Neat! There is a bet here on natural language LLMs being very essential to the whole process. And, for what it is worth, there is plenty of precedent that this is a directionally correct idea, here, and here, and here. Cool that someone started up a company with that explicitly part of the thesis.

Finally: how is the steelman I presented in the old article doing? Do we need arbitrary molecular synthesis? The definition of ‘easily accessible chemical space’ changes as reaction pathway design as a discipline gets better and better, and, when I first last looked into the subject, this space was hovering at ~40B molecules.

As of September 2025, this space has been expanded to 83B, which specifically refers to a chemical area that Enamine, a very well-established, chemical supplier company, considers easy-to-create within 2-3 weeks. And, in April 2025, Recursion and Enamine announced a partnership to use Recursion's MatchMaker tool (a model that assess whether a small molecule is compatible with a specific protein binding pocket), to intelligently filter Enamine’s 65B (at the time) compound library down to 10 enriched screening libraries from over 15,000 newly synthesized compounds designed to find binders to 100 drug targets.

This is, I think, exactly what you'd expect to happen if the steelman is correct. If easily-accessible chemical space is large enough to contain all the good stuff, then you don't need fancy synthesis, you simply need fancy filtering. As of today, I do not think there has been an update to this project, but excited to see where this goes!
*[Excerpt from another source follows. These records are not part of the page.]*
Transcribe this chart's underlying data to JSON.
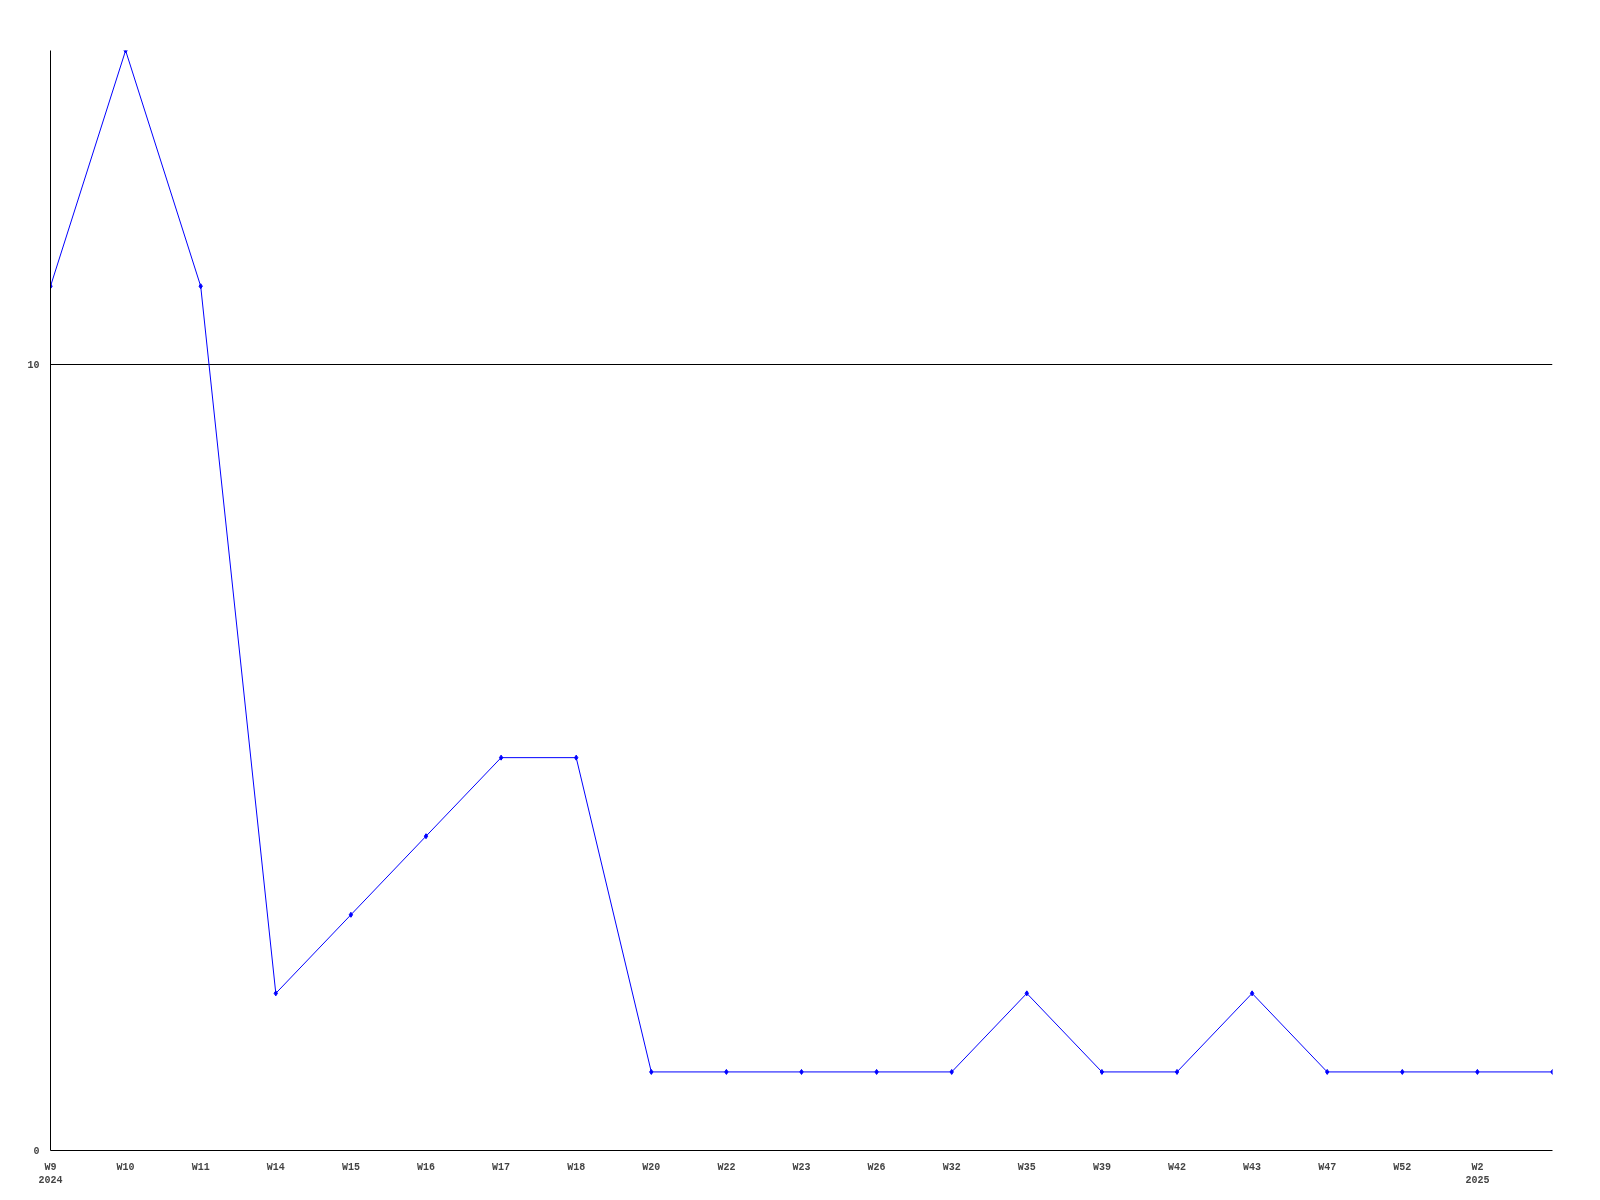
{
  "chart_data": {
    "type": "line",
    "categories": [
      "W9\n2024",
      "W10",
      "W11",
      "W14",
      "W15",
      "W16",
      "W17",
      "W18",
      "W20",
      "W22",
      "W23",
      "W26",
      "W32",
      "W35",
      "W39",
      "W42",
      "W43",
      "W47",
      "W52",
      "W2\n2025",
      null
    ],
    "series": [
      {
        "color": "#0000ff",
        "values": [
          11,
          14,
          11,
          2,
          3,
          4,
          5,
          5,
          1,
          1,
          1,
          1,
          1,
          2,
          1,
          1,
          2,
          1,
          1,
          1,
          1
        ]
      }
    ],
    "ylim": [
      0,
      14
    ],
    "yticks": [
      0,
      10
    ],
    "grid": "y",
    "marker": "diamond",
    "line_style": "solid"
  }
}
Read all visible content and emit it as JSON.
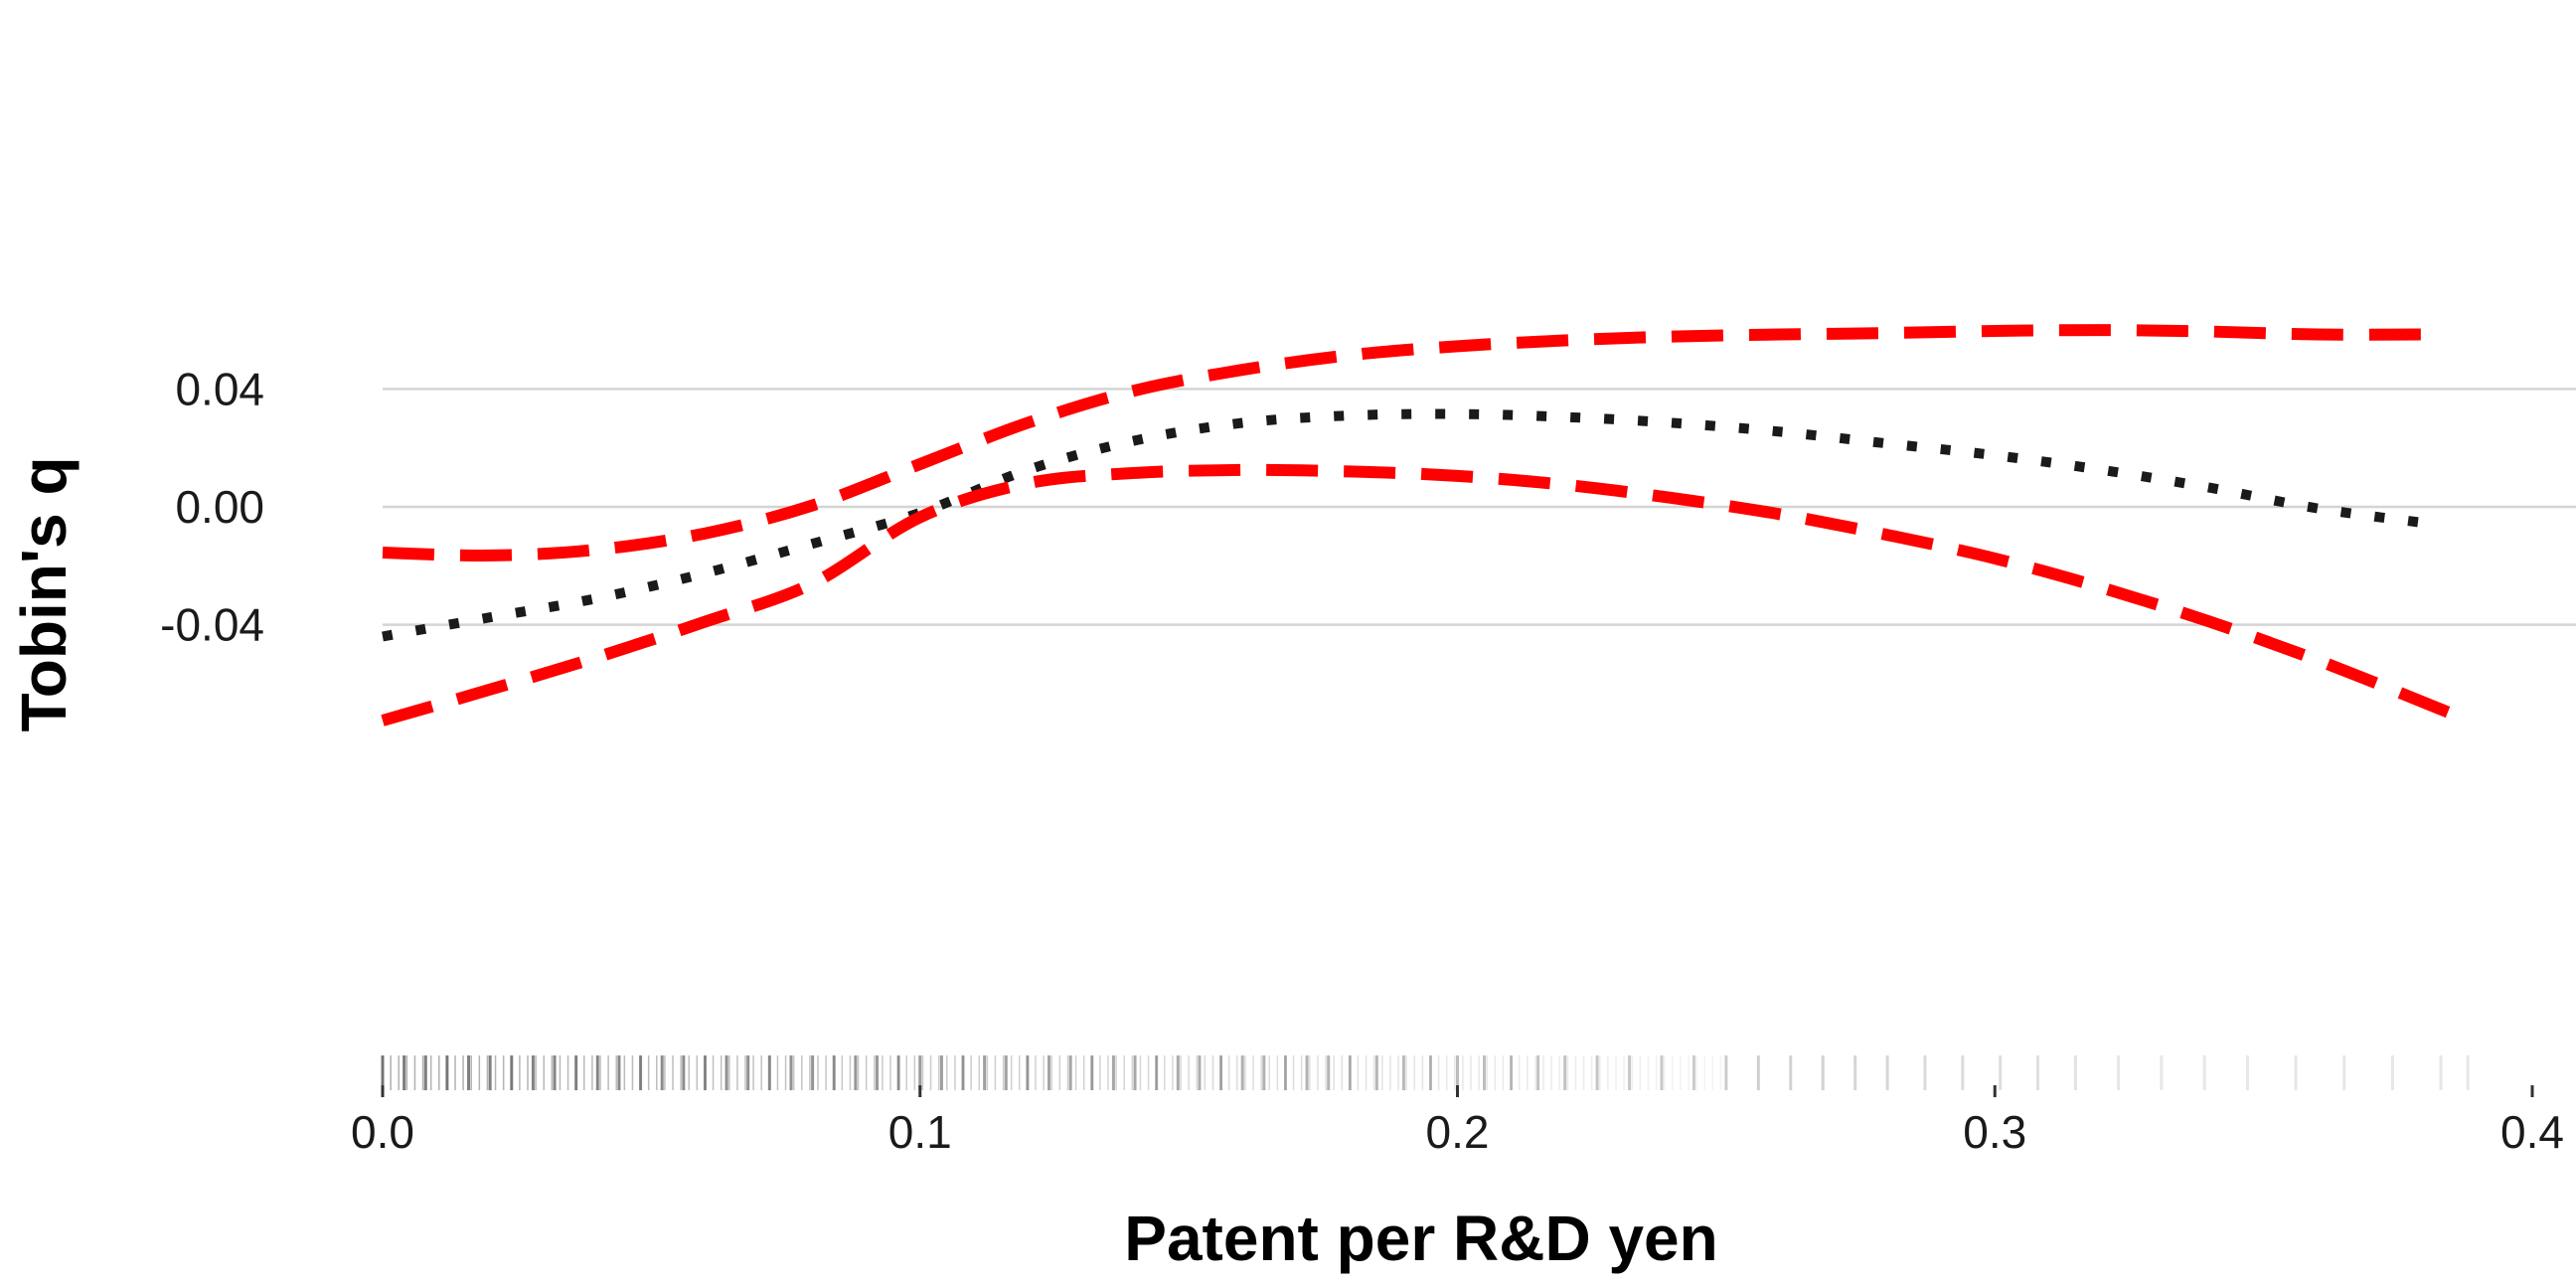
{
  "chart_data": {
    "type": "line",
    "title": "",
    "xlabel": "Patent per R&D yen",
    "ylabel": "Tobin's q",
    "xlim": [
      0.0,
      0.4
    ],
    "ylim": [
      -0.075,
      0.062
    ],
    "xticks": [
      0.0,
      0.1,
      0.2,
      0.3,
      0.4
    ],
    "xtick_labels": [
      "0.0",
      "0.1",
      "0.2",
      "0.3",
      "0.4"
    ],
    "yticks": [
      -0.04,
      0.0,
      0.04
    ],
    "ytick_labels": [
      "-0.04",
      "0.00",
      "0.04"
    ],
    "grid": "horizontal",
    "legend": "none",
    "rug": true,
    "series": [
      {
        "style": "upper-bound",
        "line": "dashed",
        "color": "#ff0000",
        "x": [
          0.0,
          0.02,
          0.04,
          0.06,
          0.08,
          0.1,
          0.12,
          0.14,
          0.16,
          0.18,
          0.2,
          0.22,
          0.24,
          0.26,
          0.28,
          0.3,
          0.32,
          0.34,
          0.36,
          0.38
        ],
        "y": [
          -0.0155,
          -0.0165,
          -0.0145,
          -0.009,
          0.0005,
          0.0145,
          0.0285,
          0.0395,
          0.0465,
          0.0515,
          0.0545,
          0.0565,
          0.0578,
          0.0585,
          0.059,
          0.0597,
          0.06,
          0.0595,
          0.0585,
          0.0585
        ]
      },
      {
        "style": "estimate",
        "line": "dotted",
        "color": "#1a1a1a",
        "x": [
          0.0,
          0.02,
          0.04,
          0.06,
          0.08,
          0.1,
          0.12,
          0.14,
          0.16,
          0.18,
          0.2,
          0.22,
          0.24,
          0.26,
          0.28,
          0.3,
          0.32,
          0.34,
          0.36,
          0.38
        ],
        "y": [
          -0.044,
          -0.0375,
          -0.031,
          -0.0225,
          -0.0125,
          -0.002,
          0.0125,
          0.0225,
          0.0285,
          0.031,
          0.0315,
          0.0305,
          0.0285,
          0.0255,
          0.0215,
          0.0175,
          0.0125,
          0.0065,
          -0.0005,
          -0.0055
        ]
      },
      {
        "style": "lower-bound",
        "line": "dashed",
        "color": "#ff0000",
        "x": [
          0.0,
          0.02,
          0.04,
          0.06,
          0.08,
          0.1,
          0.12,
          0.14,
          0.16,
          0.18,
          0.2,
          0.22,
          0.24,
          0.26,
          0.28,
          0.3,
          0.32,
          0.34,
          0.36,
          0.38,
          0.388
        ],
        "y": [
          -0.0725,
          -0.062,
          -0.051,
          -0.039,
          -0.026,
          -0.0035,
          0.008,
          0.0115,
          0.0125,
          0.012,
          0.0105,
          0.0075,
          0.003,
          -0.0025,
          -0.0095,
          -0.0175,
          -0.0275,
          -0.039,
          -0.052,
          -0.0665,
          -0.0725
        ]
      }
    ],
    "rug_x": [
      0.0,
      0.004,
      0.008,
      0.012,
      0.016,
      0.02,
      0.024,
      0.028,
      0.032,
      0.036,
      0.04,
      0.044,
      0.048,
      0.052,
      0.056,
      0.06,
      0.064,
      0.068,
      0.072,
      0.076,
      0.08,
      0.084,
      0.088,
      0.092,
      0.096,
      0.1,
      0.104,
      0.108,
      0.112,
      0.116,
      0.12,
      0.124,
      0.128,
      0.132,
      0.136,
      0.14,
      0.144,
      0.148,
      0.152,
      0.156,
      0.16,
      0.164,
      0.168,
      0.172,
      0.176,
      0.18,
      0.185,
      0.19,
      0.195,
      0.2,
      0.205,
      0.21,
      0.215,
      0.22,
      0.226,
      0.232,
      0.238,
      0.244,
      0.25,
      0.256,
      0.262,
      0.268,
      0.274,
      0.28,
      0.287,
      0.294,
      0.301,
      0.308,
      0.315,
      0.323,
      0.331,
      0.339,
      0.347,
      0.356,
      0.365,
      0.374,
      0.383,
      0.388
    ]
  }
}
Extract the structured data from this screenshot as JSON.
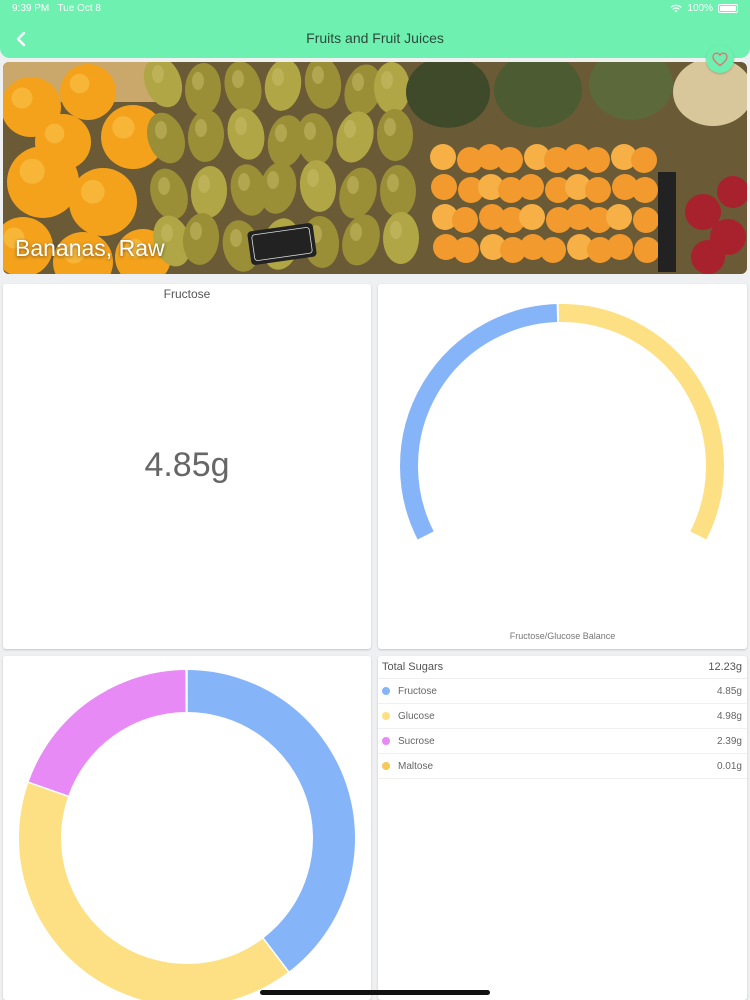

If anyone from Recursion is reading this and would allow me to break the scoop here, contact me!

So, to summarize, ML is still technically bottlenecked by synthesis, but there is increasingly aggressive effort to fix both the synthesis problems outright, and to figure out whether the ‘hard’ synthesis is even needed. Now, similar efforts almost certainly existed back when I wrote the article, but they seem much more well-capitalized and numerous today.

Molecular dynamics data will be essential for the next generation of ML protein models

tl;dr: My thesis was somewhat accurate. Some ML + molecular dynamics (MD models have been trained out since the article, and the synthetic data used for them was somewhat helpful. But the core dataset problem that comes alongside MD—timescales that are too short—have not been solved, and those prevent MD from being extremely useful as training data. There is good effort being put towards fixing this though! But my thesis was also too absolutist; non-MD models likely will continue to have their place.